Il est illusoire de combattre l’extrême-droite par des dénonciations morales, des proclamations « antifascistes » unitaires sans une politique pour intervenir dans les luttes de classes réelles, combattant les idées réactionnaires en même temps que le système qui les engendre. Et sans une rupture de fond avec la gauche « populiste » de Mélenchon qui défend la patrie, les « soldats français tombés au combat » tandis que Mathilde Panot rend hommage à la reine de l’empire britannique, « figure majeure d'un siècle d'Histoire »…

Il n’y aura pas de réponse pour les antifascistes dans le cadre du système et des institutions, hors de la construction d’un front de classe autour d'une réponse globale, un programme pour changer le monde maintenant.

L’impasse du populisme de gauche, la nouvelle mouture d’union de la gauche, la NUPES

L’Union Populaire de Mélenchon puis la Nupes ont réussi à canaliser sur un terrain électoral et institutionnel le renouveau des luttes qui remettaient pourtant en cause les trahisons de la gauche politique et syndicale et cherchaient des réponses radicales.

Le temps d'une élection, Mélenchon a réussi à donner aux illusions réformistes qu'il vend la forme d'un programme anticapitaliste radical plus crédible pour de nombreux travailleurs et jeunes que les appels à une « gauche de combat » de Philippe et que les « leçons » révolutionnaires de Nathalie bien qu’une fraction de la jeunesse regarde vers nous.

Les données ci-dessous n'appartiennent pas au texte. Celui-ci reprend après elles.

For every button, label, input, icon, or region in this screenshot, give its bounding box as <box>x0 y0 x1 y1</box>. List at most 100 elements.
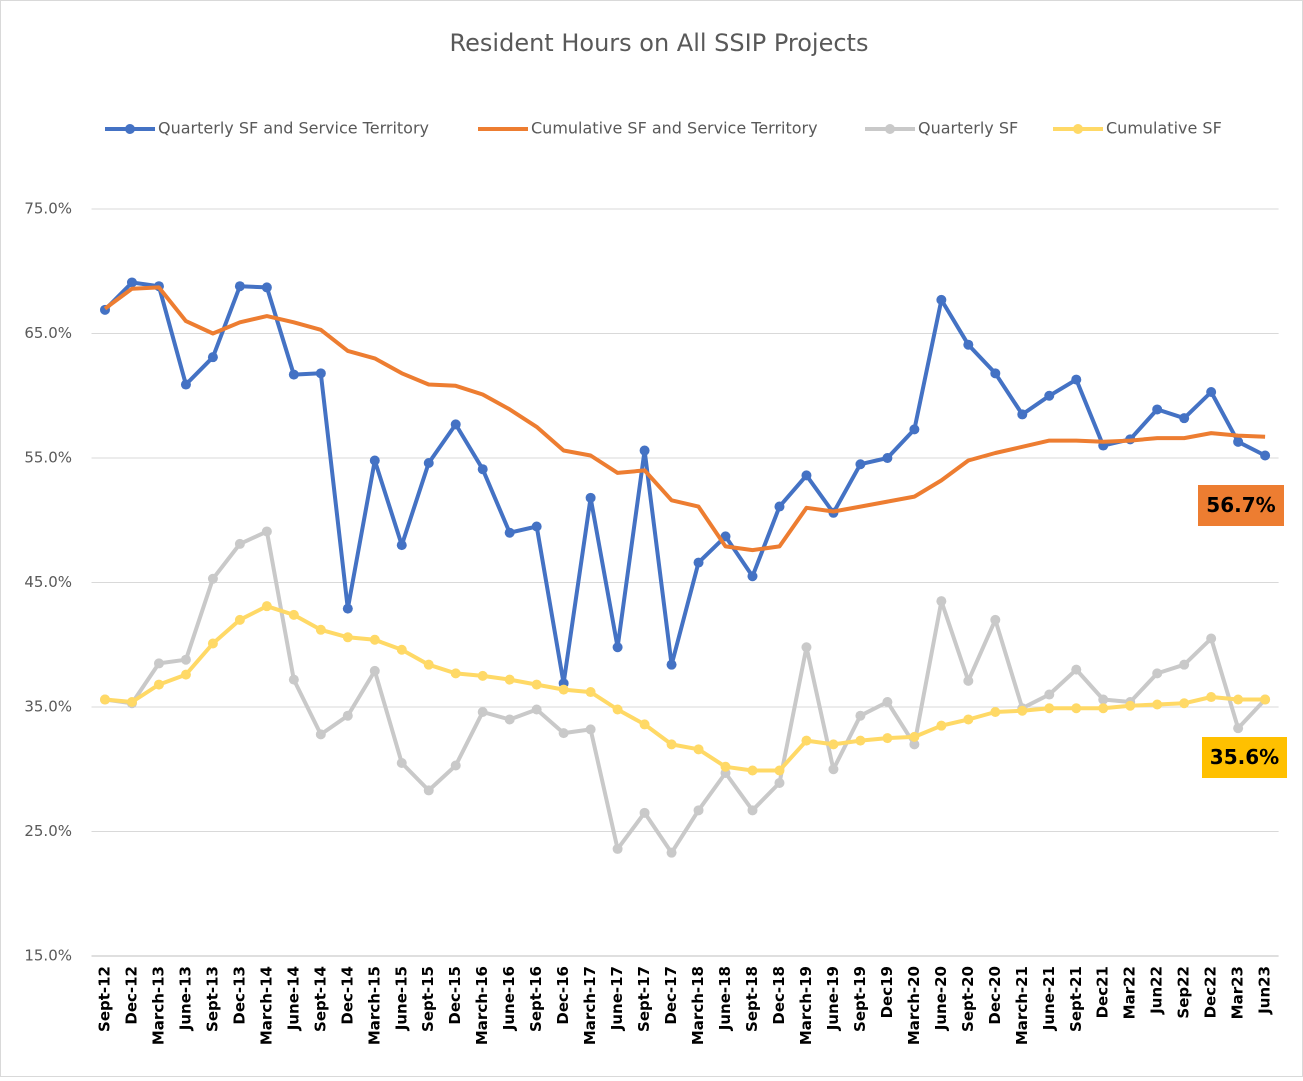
x-tick-label: Jun22 <box>1148 966 1166 1015</box>
data-point <box>1260 450 1271 461</box>
data-point <box>1206 692 1217 703</box>
data-point <box>720 761 731 772</box>
data-point <box>369 634 380 645</box>
data-point <box>1260 694 1271 705</box>
data-point <box>1125 700 1136 711</box>
data-point <box>234 538 245 549</box>
data-point <box>1044 703 1055 714</box>
x-tick-label: Dec-20 <box>986 966 1004 1025</box>
x-tick-label: Sept-12 <box>95 966 113 1032</box>
x-tick-label: March-13 <box>149 966 167 1045</box>
data-point <box>126 697 137 708</box>
data-point <box>1071 703 1082 714</box>
data-point <box>126 277 137 288</box>
x-tick-label: Sept-18 <box>743 966 761 1032</box>
x-tick-label: Sept-15 <box>419 966 437 1032</box>
series-line <box>104 529 1267 855</box>
y-tick-label: 35.0% <box>24 698 72 716</box>
data-point <box>207 352 218 363</box>
x-tick-label: March-21 <box>1013 966 1031 1045</box>
x-tick-label: March-14 <box>257 966 275 1045</box>
data-point <box>369 665 380 676</box>
data-point <box>747 805 758 816</box>
annotation-label: 35.6% <box>1210 745 1279 769</box>
legend-label: Cumulative SF and Service Territory <box>531 119 818 138</box>
data-point <box>558 728 569 739</box>
data-point <box>585 687 596 698</box>
y-tick-label: 75.0% <box>24 200 72 218</box>
x-tick-label: Mar22 <box>1121 966 1139 1019</box>
data-point <box>450 668 461 679</box>
data-point <box>855 459 866 470</box>
y-tick-label: 25.0% <box>24 822 72 840</box>
data-point <box>288 674 299 685</box>
data-point <box>153 679 164 690</box>
data-point <box>531 679 542 690</box>
x-tick-label: June-13 <box>176 966 194 1031</box>
data-point <box>1152 668 1163 679</box>
data-point <box>612 843 623 854</box>
data-point <box>936 720 947 731</box>
data-point <box>1017 705 1028 716</box>
y-tick-label: 65.0% <box>24 324 72 342</box>
x-tick-label: Sep22 <box>1175 966 1193 1019</box>
data-point <box>1179 698 1190 709</box>
data-point <box>693 557 704 568</box>
data-point <box>180 379 191 390</box>
data-point <box>1152 404 1163 415</box>
data-point <box>801 470 812 481</box>
x-tick-label: Sept-14 <box>311 966 329 1032</box>
data-point <box>1044 689 1055 700</box>
data-point <box>234 281 245 292</box>
data-point <box>855 710 866 721</box>
y-tick-label: 55.0% <box>24 449 72 467</box>
data-point <box>261 601 272 612</box>
x-tick-label: June-15 <box>392 966 410 1031</box>
data-point <box>1044 390 1055 401</box>
data-point <box>1098 694 1109 705</box>
data-point <box>342 603 353 614</box>
data-point <box>342 710 353 721</box>
data-point <box>234 614 245 625</box>
data-point <box>585 724 596 735</box>
x-tick-label: Sept-21 <box>1067 966 1085 1032</box>
data-point <box>990 706 1001 717</box>
x-tick-label: Jun23 <box>1256 966 1274 1015</box>
data-point <box>612 642 623 653</box>
data-point <box>963 339 974 350</box>
data-point <box>207 573 218 584</box>
x-tick-label: Dec-14 <box>338 966 356 1025</box>
x-tick-label: Dec-16 <box>554 966 572 1025</box>
x-tick-label: Sept-20 <box>959 966 977 1032</box>
data-point <box>477 670 488 681</box>
data-point <box>990 614 1001 625</box>
data-point <box>288 369 299 380</box>
data-point <box>450 760 461 771</box>
x-tick-label: Sept-13 <box>203 966 221 1032</box>
data-point <box>180 669 191 680</box>
y-tick-label: 45.0% <box>24 573 72 591</box>
data-point <box>666 847 677 858</box>
x-tick-label: Dec-13 <box>230 966 248 1025</box>
data-point <box>288 609 299 620</box>
data-point <box>396 540 407 551</box>
x-tick-label: Sept-17 <box>635 966 653 1032</box>
data-point <box>828 739 839 750</box>
data-point <box>774 765 785 776</box>
data-point <box>1098 703 1109 714</box>
legend-marker <box>125 124 135 134</box>
data-point <box>558 684 569 695</box>
data-point <box>909 731 920 742</box>
x-tick-label: March-15 <box>365 966 383 1045</box>
data-point <box>1152 699 1163 710</box>
data-point <box>396 644 407 655</box>
data-point <box>1179 413 1190 424</box>
x-tick-label: March-19 <box>797 966 815 1045</box>
data-point <box>666 739 677 750</box>
data-point <box>477 464 488 475</box>
data-point <box>774 777 785 788</box>
x-tick-label: June-20 <box>932 966 950 1031</box>
series-line <box>103 285 1266 553</box>
x-tick-label: June-18 <box>716 966 734 1031</box>
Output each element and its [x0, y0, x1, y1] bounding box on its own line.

Il appelle aujourd’hui à une marche contre la vie chère dont l’enjeu est de précipiter une dissolution de l’Assemblée Nationale avec la perspective d’un « front populaire » et de nouvelles élections permettant à la Nupes d’arriver au pouvoir. Si cette marche peut être utilisée par les travailleur.e.s, les jeunes pour dire leur colère, elle représente en elle-même une impasse. Les travailleurs ont payé cher les illusions dans la gauche au pouvoir, qui a participé pleinement à l’offensive libérale au service des classes dominantes, de Mitterrand à Hollande en passant par Jospin, dont quelques éléphants de la Nupes ont été les ministres, en commençant par Mélenchon. Impasse sur la base de laquelle l’extrême-droite a prospéré.

Le succès ponctuel de Mélenchon nous renvoie à l’échec des révolutionnaires. Comment ne pas s’interroger sur le recul entre la situation des années 1995-2002, quand le mouvement révolutionnaire rassemblait jusqu’à plus de 10 % des voix à la présidentielle avec 3 candidats trotskystes, et aujourd’hui où il en obtient à peine 1,5 % ? Comment ne pas penser notre propre responsabilité dans l’évolution des rapports politiques alors que nous n’avons collectivement pas été en mesure de formuler des perspectives, d’appeler à se regrouper autour d’un programme révolutionnaire et porter la perspective socialiste et communiste non comme une utopie mais s’inscrivant dans les développements mêmes du capitalisme et de la lutte de classe.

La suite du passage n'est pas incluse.